Hendricks County Flyer
---- — On occasion, I like to sit outside in the evenings. Unfortunately, these are usually the same occasions when my neighbors decide to rev up a weed eater or speed through the yard on a four-wheeler or one of those screechy motor bikes.
Sadly, it’s a free world and I have no power over others. Well, not yet anyway. Not until they elect me mayor of the world, which should be any day now.
Until then I guess I must put up with the noise of others. Or I suppose I could always move to Long Beach, Calif., where whiny, irritable people like me can get their way.
It seems that the Long Beach City Council recently drafted an ordinance that would require ice cream truck drivers to tone it down. According to Councilman Dee Andrews, he’s been receiving complaints in his district for years and, although he confesses he likes ice cream, the neighbors need their peace and quiet.
There are more than 20,000 ice cream trucks in America today and the ice cream man, in his many incarnations — Good Humor Man, Mr. Softie, Mr. Ding-A-Ling, etc. — has been around worldwide since the early 20th century.
Ever since I can remember, hearing the melodious chimes of the ice cream man has been a good thing, and it brings to mind an iconic American scene of children running excitedly to greet their good friend and neighbor who showered them with delicious frozen confections.
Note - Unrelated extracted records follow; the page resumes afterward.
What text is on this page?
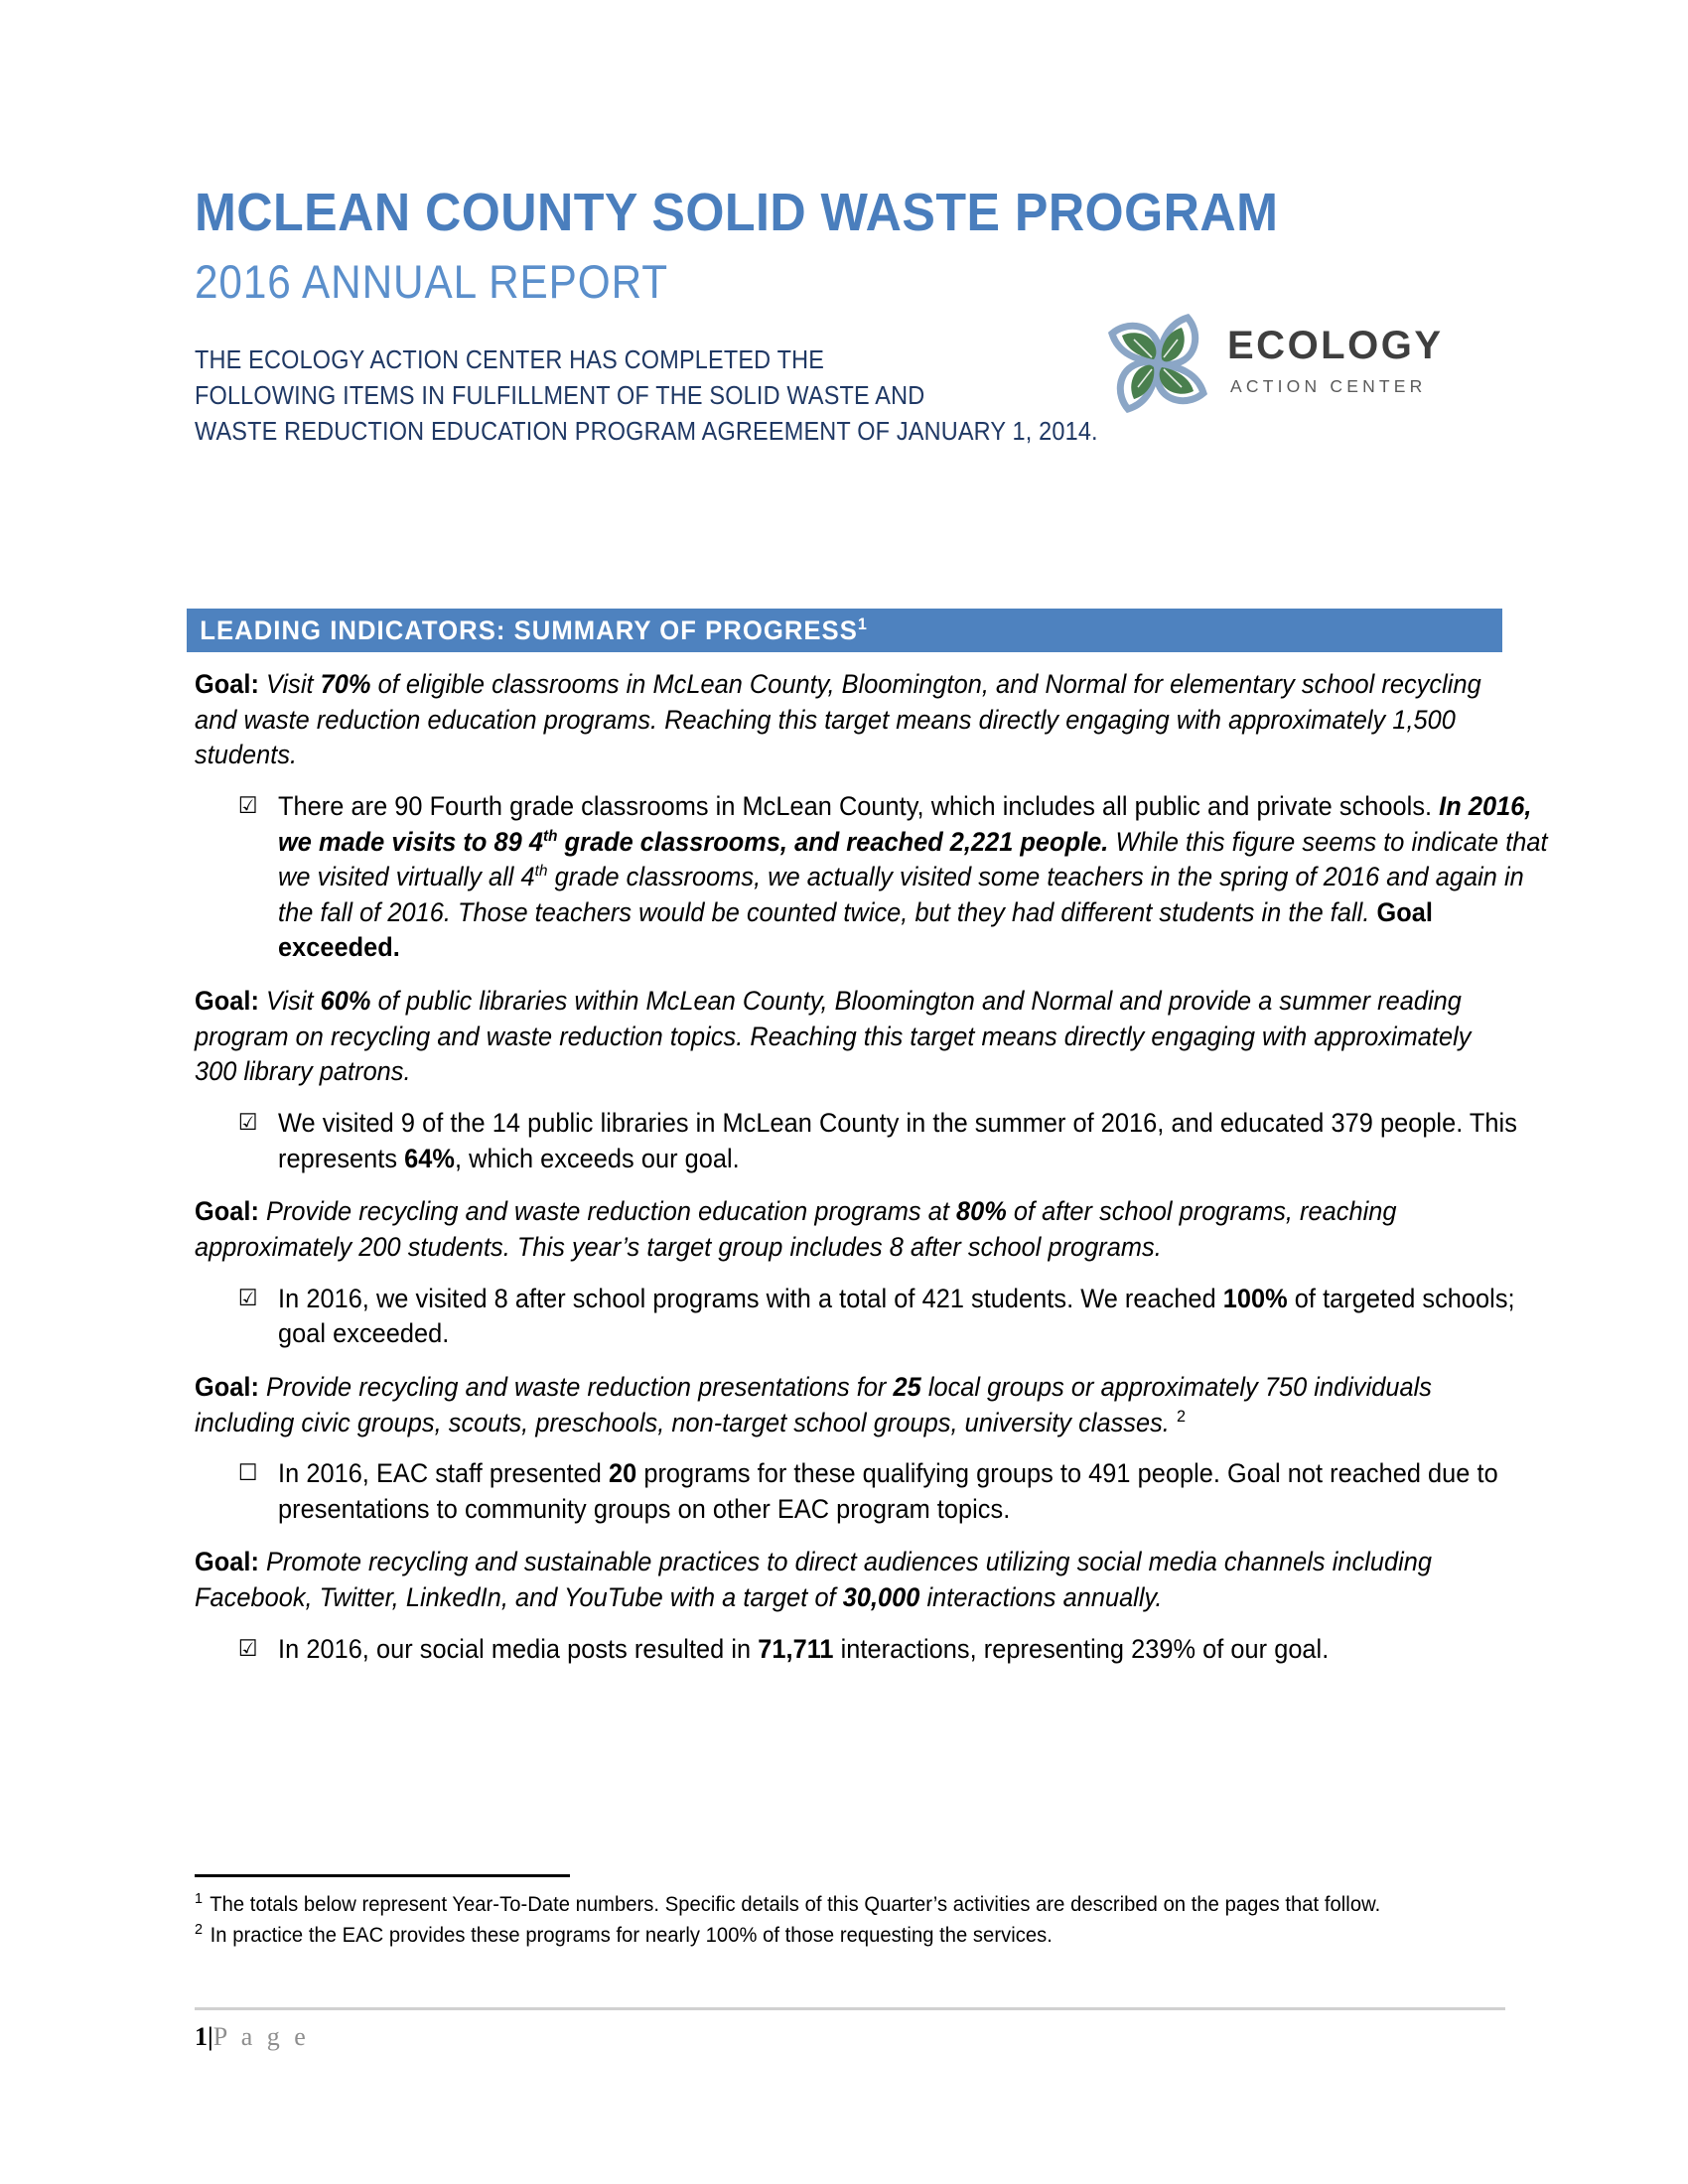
MCLEAN COUNTY SOLID WASTE PROGRAM
2016 ANNUAL REPORT
THE ECOLOGY ACTION CENTER HAS COMPLETED THE
FOLLOWING ITEMS IN FULFILLMENT OF THE SOLID WASTE AND
WASTE REDUCTION EDUCATION PROGRAM AGREEMENT OF JANUARY 1, 2014.
ECOLOGY
ACTION CENTER
LEADING INDICATORS: SUMMARY OF PROGRESS$^1$

Goal: Visit 70% of eligible classrooms in McLean County, Bloomington, and Normal for elementary school recycling and waste reduction education programs. Reaching this target means directly engaging with approximately 1,500 students.

☑ There are 90 Fourth grade classrooms in McLean County, which includes all public and private schools. In 2016, we made visits to 89 4th grade classrooms, and reached 2,221 people. While this figure seems to indicate that we visited virtually all 4th grade classrooms, we actually visited some teachers in the spring of 2016 and again in the fall of 2016. Those teachers would be counted twice, but they had different students in the fall. Goal exceeded.

Goal: Visit 60% of public libraries within McLean County, Bloomington and Normal and provide a summer reading program on recycling and waste reduction topics. Reaching this target means directly engaging with approximately 300 library patrons.

☑ We visited 9 of the 14 public libraries in McLean County in the summer of 2016, and educated 379 people. This represents 64%, which exceeds our goal.

Goal: Provide recycling and waste reduction education programs at 80% of after school programs, reaching approximately 200 students. This year’s target group includes 8 after school programs.

☑ In 2016, we visited 8 after school programs with a total of 421 students. We reached 100% of targeted schools; goal exceeded.

Goal: Provide recycling and waste reduction presentations for 25 local groups or approximately 750 individuals including civic groups, scouts, preschools, non-target school groups, university classes. $^2$

☐ In 2016, EAC staff presented 20 programs for these qualifying groups to 491 people. Goal not reached due to presentations to community groups on other EAC program topics.

Goal: Promote recycling and sustainable practices to direct audiences utilizing social media channels including Facebook, Twitter, LinkedIn, and YouTube with a target of 30,000 interactions annually.

☑ In 2016, our social media posts resulted in 71,711 interactions, representing 239% of our goal.
$^1$ The totals below represent Year-To-Date numbers. Specific details of this Quarter’s activities are described on the pages that follow.
$^2$ In practice the EAC provides these programs for nearly 100% of those requesting the services.
1|P a g e
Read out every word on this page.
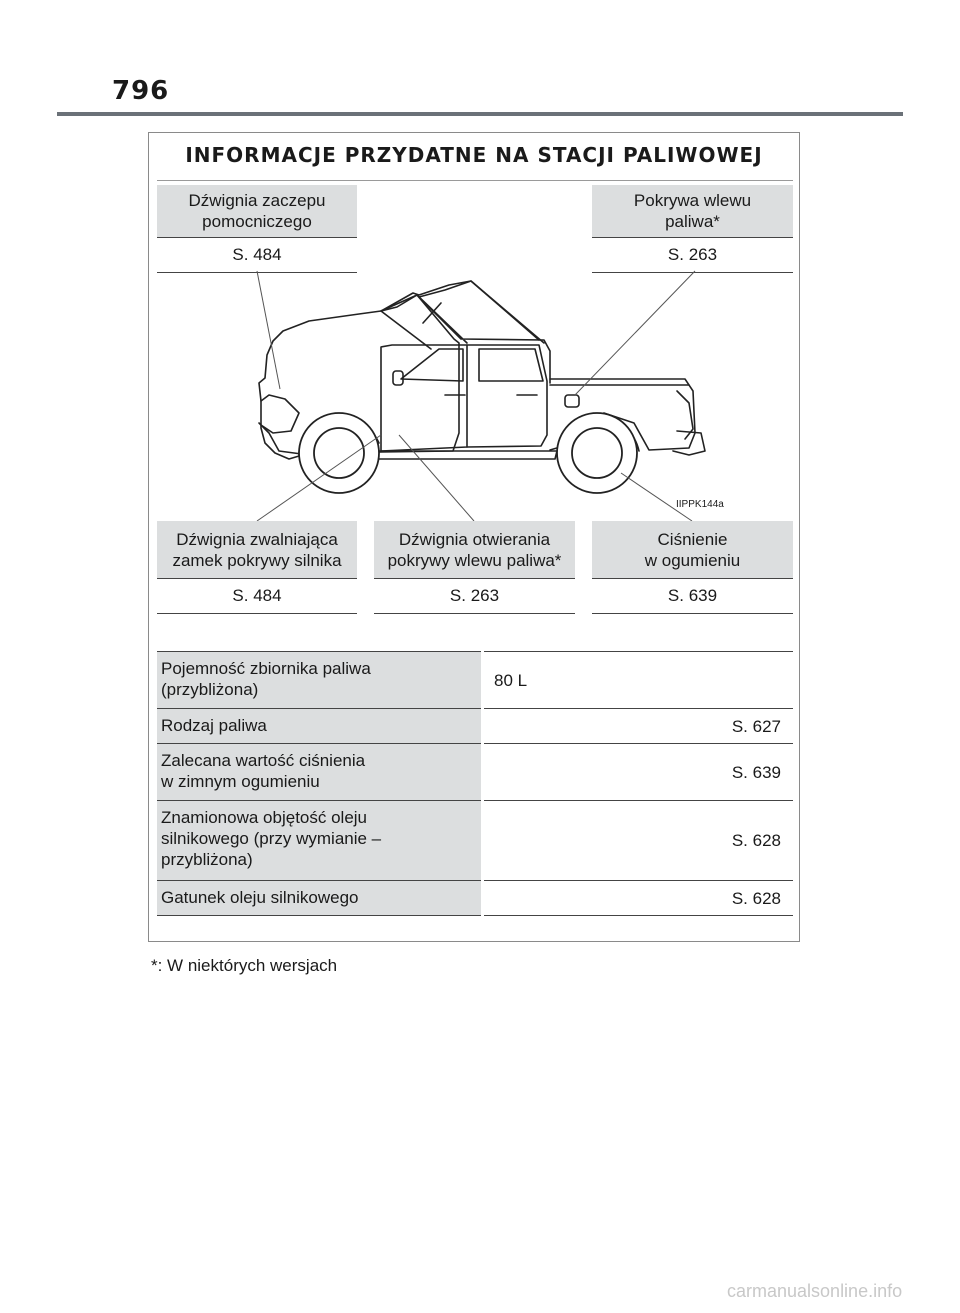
796
INFORMACJE PRZYDATNE NA STACJI PALIWOWEJ
Dźwignia zaczepu
pomocniczego
S. 484
Pokrywa wlewu
paliwa*
S. 263
IIPPK144a
Dźwignia zwalniająca
zamek pokrywy silnika
S. 484
Dźwignia otwierania
pokrywy wlewu paliwa*
S. 263
Ciśnienie
w ogumieniu
S. 639
Pojemność zbiornika paliwa
(przybliżona)	80 L
Rodzaj paliwa	S. 627
Zalecana wartość ciśnienia
w zimnym ogumieniu	S. 639
Znamionowa objętość oleju
silnikowego (przy wymianie –
przybliżona)	S. 628
Gatunek oleju silnikowego	S. 628
*: W niektórych wersjach
carmanualsonline.info
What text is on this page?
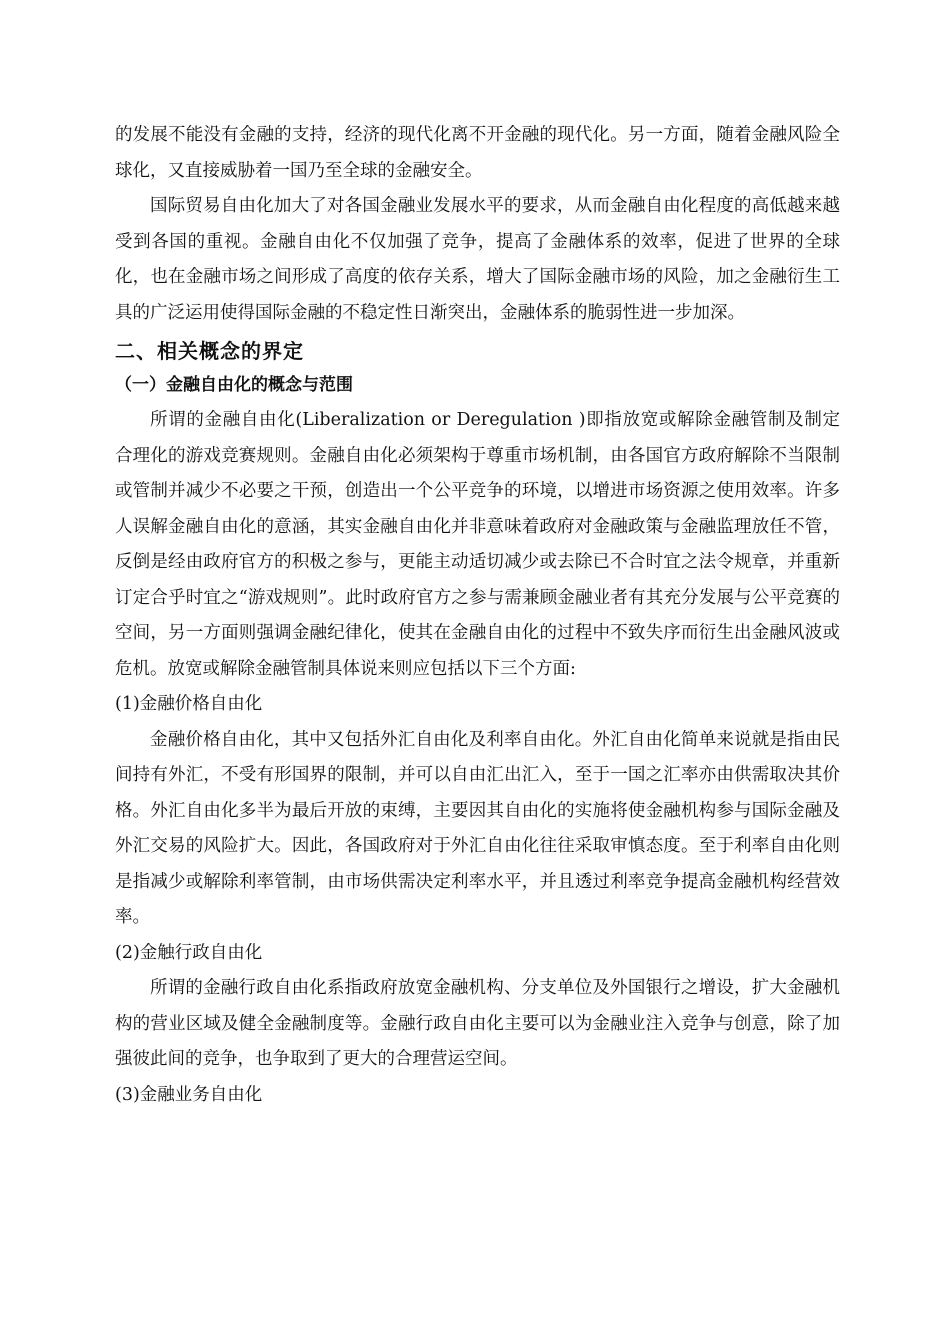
的发展不能没有金融的支持，经济的现代化离不开金融的现代化。另一方面，随着金融风险全球化，又直接威胁着一国乃至全球的金融安全。

国际贸易自由化加大了对各国金融业发展水平的要求，从而金融自由化程度的高低越来越受到各国的重视。金融自由化不仅加强了竞争，提高了金融体系的效率，促进了世界的全球化，也在金融市场之间形成了高度的依存关系，增大了国际金融市场的风险，加之金融衍生工具的广泛运用使得国际金融的不稳定性日渐突出，金融体系的脆弱性进一步加深。

二、相关概念的界定
（一）金融自由化的概念与范围

所谓的金融自由化(Liberalization or Deregulation )即指放宽或解除金融管制及制定合理化的游戏竞赛规则。金融自由化必须架构于尊重市场机制，由各国官方政府解除不当限制或管制并减少不必要之干预，创造出一个公平竞争的环境，以增进市场资源之使用效率。许多人误解金融自由化的意涵，其实金融自由化并非意味着政府对金融政策与金融监理放任不管，反倒是经由政府官方的积极之参与，更能主动适切减少或去除已不合时宜之法令规章，并重新订定合乎时宜之“游戏规则”。此时政府官方之参与需兼顾金融业者有其充分发展与公平竞赛的空间，另一方面则强调金融纪律化，使其在金融自由化的过程中不致失序而衍生出金融风波或危机。放宽或解除金融管制具体说来则应包括以下三个方面:

(1)金融价格自由化

金融价格自由化，其中又包括外汇自由化及利率自由化。外汇自由化简单来说就是指由民间持有外汇，不受有形国界的限制，并可以自由汇出汇入，至于一国之汇率亦由供需取决其价格。外汇自由化多半为最后开放的束缚，主要因其自由化的实施将使金融机构参与国际金融及外汇交易的风险扩大。因此，各国政府对于外汇自由化往往采取审慎态度。至于利率自由化则是指减少或解除利率管制，由市场供需决定利率水平，并且透过利率竞争提高金融机构经营效率。

(2)金触行政自由化

所谓的金融行政自由化系指政府放宽金融机构、分支单位及外国银行之增设，扩大金融机构的营业区域及健全金融制度等。金融行政自由化主要可以为金融业注入竞争与创意，除了加强彼此间的竞争，也争取到了更大的合理营运空间。

(3)金融业务自由化
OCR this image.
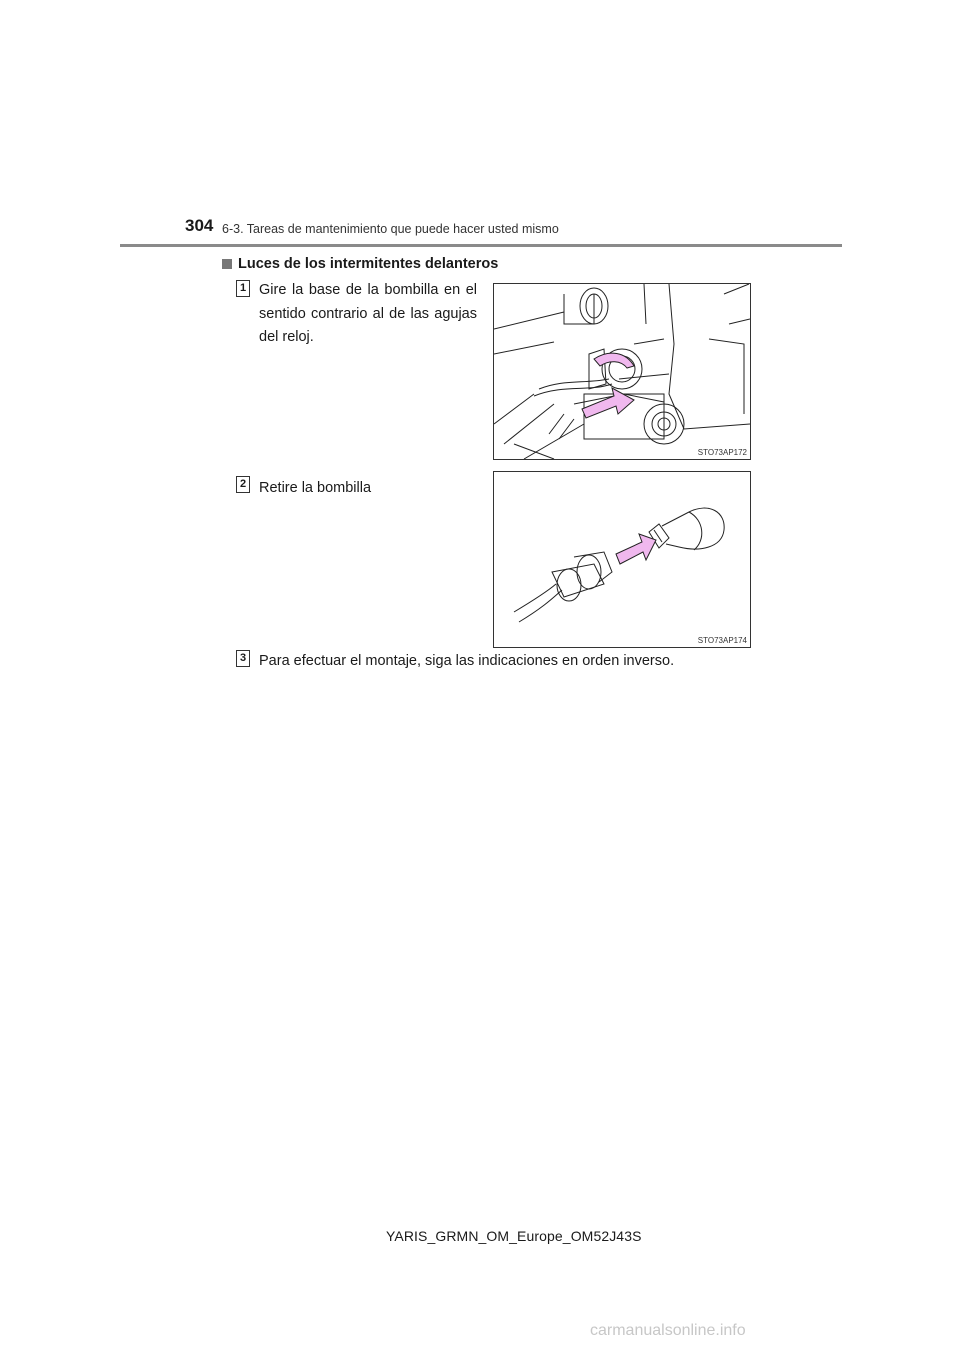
304 6-3. Tareas de mantenimiento que puede hacer usted mismo
Luces de los intermitentes delanteros
1 Gire la base de la bombilla en el sentido contrario al de las agujas del reloj.
STO73AP172
2 Retire la bombilla
STO73AP174
3 Para efectuar el montaje, siga las indicaciones en orden inverso.
YARIS_GRMN_OM_Europe_OM52J43S
carmanualsonline.info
Never have I heard someone say, “Oh, drat. There’s that darn ice cream man again.” Except for in that ‘90s horror movie when Ron Howard’s freaky brother Clint was the ice cream man, and the children were the frozen confections, but that’s another story.
Usually the ice cream man is met with excited cheers. I even get a little excited when I hear his truck coming down the road —unless those darn motor bikes are buzzing around, in which case I can’t hear him anyway. That’s right, even crotchety ol’ lady Todd likes the ice cream man. So what is wrong with the people of Long Beach?
I have a few theories.
Perhaps they all had a traumatic ice cream related incident as children. Maybe when they were growing up, the ice cream man in their neighborhood served luke warm ice cream. Maybe he shorted them on sprinkles. Maybe he was an alien and flew them around in his truck. Or maybe there were always irritating kids on motor bikes zipping up and down the road and they never could hear him coming, so now they hate noise of all kinds.
Or maybe there is something in the water that has made everyone in Long Beach lactose intolerant. Maybe it’s a government conspiracy to cut down on obesity and all of our water is tainted. Maybe Long Beach is just a testing area and if they are successful, we could all be lactose intolerant soon.
Or maybe these people are just pleasure-hating, broccoli-sucking, narrow-minded, feeble dolts who can’t stand fun in any form.
I bet they hate baseball, hot dogs and apple pie as well.
Whatever the reason, best of luck to the people of Long Beach. Let them have their peace and quiet.
At least until my world mayoral election.